Mais si les territoires numériques ne révolutionnent pas encore la géopolitique, la floraison de projets « insulaires » ou d’indépendantises régionaux pourrait bien changer la donne. Des micros Etats qui sauraient attirer des populations partageant les mêmes valeurs ou modes de vie. Dans ces Etats on ne parle pas de « pôles de compétitivité » mais d’avantages fiscaux et de protections juridiques, d’endroit où l’on peut rouler sans limitation de vitesse, où les taxes sont inconnues mais à condition, comme à Malte[1] d’acheter un appartement en même temps que son (très cher) passeport. Les apporteurs d’affaires et de fonds pas très nets sont à la fête pour s’introduire dans de telles organisations. Ils ont tôt fait d’établir un climat de prévarication qui les met vite à l’abri de mauvaises surprises. A partir de ces plateformes régionales, ils ont tout loisir de lancer des activités en ligne quasiment incontrôlables et de faire des affaires juteuses grâce à Internet. Cela n’a pas échappé aux affairistes souhaitant un statut diplomatique pour se mettre à l’abri des règlementations gênantes d’organisations comme le fisc ou Interpol.

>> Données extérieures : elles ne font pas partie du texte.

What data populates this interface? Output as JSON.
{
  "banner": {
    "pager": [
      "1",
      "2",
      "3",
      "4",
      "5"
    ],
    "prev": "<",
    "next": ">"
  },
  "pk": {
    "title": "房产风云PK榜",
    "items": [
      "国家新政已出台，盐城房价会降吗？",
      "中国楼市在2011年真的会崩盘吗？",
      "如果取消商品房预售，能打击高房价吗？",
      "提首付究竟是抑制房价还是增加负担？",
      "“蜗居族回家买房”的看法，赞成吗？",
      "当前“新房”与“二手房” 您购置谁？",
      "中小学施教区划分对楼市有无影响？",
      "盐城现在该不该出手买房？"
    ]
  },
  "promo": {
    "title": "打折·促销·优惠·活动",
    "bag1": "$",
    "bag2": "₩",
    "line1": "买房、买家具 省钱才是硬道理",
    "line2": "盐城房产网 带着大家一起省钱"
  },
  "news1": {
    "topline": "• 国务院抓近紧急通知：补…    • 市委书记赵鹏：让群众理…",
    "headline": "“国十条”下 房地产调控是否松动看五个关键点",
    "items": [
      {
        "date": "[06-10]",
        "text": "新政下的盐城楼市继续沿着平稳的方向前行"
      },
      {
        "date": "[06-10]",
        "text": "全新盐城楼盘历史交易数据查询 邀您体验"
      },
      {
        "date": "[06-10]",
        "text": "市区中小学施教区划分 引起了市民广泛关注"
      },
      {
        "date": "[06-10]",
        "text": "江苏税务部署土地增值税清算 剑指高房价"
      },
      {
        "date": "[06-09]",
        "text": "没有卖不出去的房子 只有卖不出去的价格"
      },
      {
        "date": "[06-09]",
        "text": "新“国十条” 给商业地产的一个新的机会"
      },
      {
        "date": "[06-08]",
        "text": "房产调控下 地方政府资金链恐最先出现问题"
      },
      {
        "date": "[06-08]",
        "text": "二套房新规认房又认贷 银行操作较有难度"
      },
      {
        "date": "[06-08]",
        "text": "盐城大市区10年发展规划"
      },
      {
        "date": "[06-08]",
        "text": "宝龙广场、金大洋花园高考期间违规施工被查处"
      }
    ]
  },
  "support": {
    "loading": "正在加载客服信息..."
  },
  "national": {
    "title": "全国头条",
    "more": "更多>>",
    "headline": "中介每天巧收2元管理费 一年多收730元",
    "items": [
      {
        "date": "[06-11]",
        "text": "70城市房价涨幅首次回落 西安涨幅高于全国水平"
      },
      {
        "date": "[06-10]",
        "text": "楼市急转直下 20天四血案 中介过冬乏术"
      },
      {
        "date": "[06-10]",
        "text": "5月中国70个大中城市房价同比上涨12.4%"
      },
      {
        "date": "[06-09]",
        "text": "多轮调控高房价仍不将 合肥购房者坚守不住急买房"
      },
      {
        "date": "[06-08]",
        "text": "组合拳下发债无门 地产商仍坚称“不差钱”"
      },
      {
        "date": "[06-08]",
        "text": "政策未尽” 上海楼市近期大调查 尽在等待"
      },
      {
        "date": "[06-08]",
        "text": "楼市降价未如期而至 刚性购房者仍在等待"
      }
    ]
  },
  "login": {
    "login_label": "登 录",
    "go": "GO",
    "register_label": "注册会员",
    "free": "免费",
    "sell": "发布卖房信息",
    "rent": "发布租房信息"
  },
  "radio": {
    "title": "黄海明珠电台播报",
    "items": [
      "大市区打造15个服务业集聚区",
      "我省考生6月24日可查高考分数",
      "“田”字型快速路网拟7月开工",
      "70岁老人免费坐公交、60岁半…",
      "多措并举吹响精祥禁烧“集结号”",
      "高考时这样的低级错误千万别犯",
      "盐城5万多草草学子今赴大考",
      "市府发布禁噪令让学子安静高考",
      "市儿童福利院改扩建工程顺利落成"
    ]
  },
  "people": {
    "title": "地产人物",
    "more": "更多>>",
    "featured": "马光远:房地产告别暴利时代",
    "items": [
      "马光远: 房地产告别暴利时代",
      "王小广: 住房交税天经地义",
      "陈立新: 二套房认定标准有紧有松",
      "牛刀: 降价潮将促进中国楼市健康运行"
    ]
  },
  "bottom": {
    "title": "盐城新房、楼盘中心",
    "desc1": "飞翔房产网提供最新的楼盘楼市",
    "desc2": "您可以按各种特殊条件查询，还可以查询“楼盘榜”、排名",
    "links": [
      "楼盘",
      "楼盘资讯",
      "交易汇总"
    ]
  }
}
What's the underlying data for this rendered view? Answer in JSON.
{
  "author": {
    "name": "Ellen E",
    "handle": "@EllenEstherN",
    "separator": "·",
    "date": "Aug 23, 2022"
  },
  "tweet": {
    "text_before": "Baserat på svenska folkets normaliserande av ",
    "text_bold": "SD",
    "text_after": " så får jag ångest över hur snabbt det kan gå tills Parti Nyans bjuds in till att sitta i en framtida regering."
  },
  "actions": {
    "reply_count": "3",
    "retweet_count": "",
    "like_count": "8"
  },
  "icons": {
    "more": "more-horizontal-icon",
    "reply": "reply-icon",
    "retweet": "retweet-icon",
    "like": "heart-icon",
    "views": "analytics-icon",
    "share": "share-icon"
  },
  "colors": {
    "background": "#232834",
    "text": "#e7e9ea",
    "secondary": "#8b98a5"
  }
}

Retenons néanmoins que la création de micros Etats dissidents n’est plus une utopie réservée aux anarchistes cyberpunks. Il a fort à parier que le sujet des « micros Etats » va revenir régulièrement sur le devant de l’actualité.
[1] L’Autriche, la Bulgarie, Chypre sont des pays qui, comme Malte, vendent des permis de résidence ou un passeport. Chypre a collecté ainsi 4,8 milliards d’euros depuis 2013. Ils ne sont pas les seuls.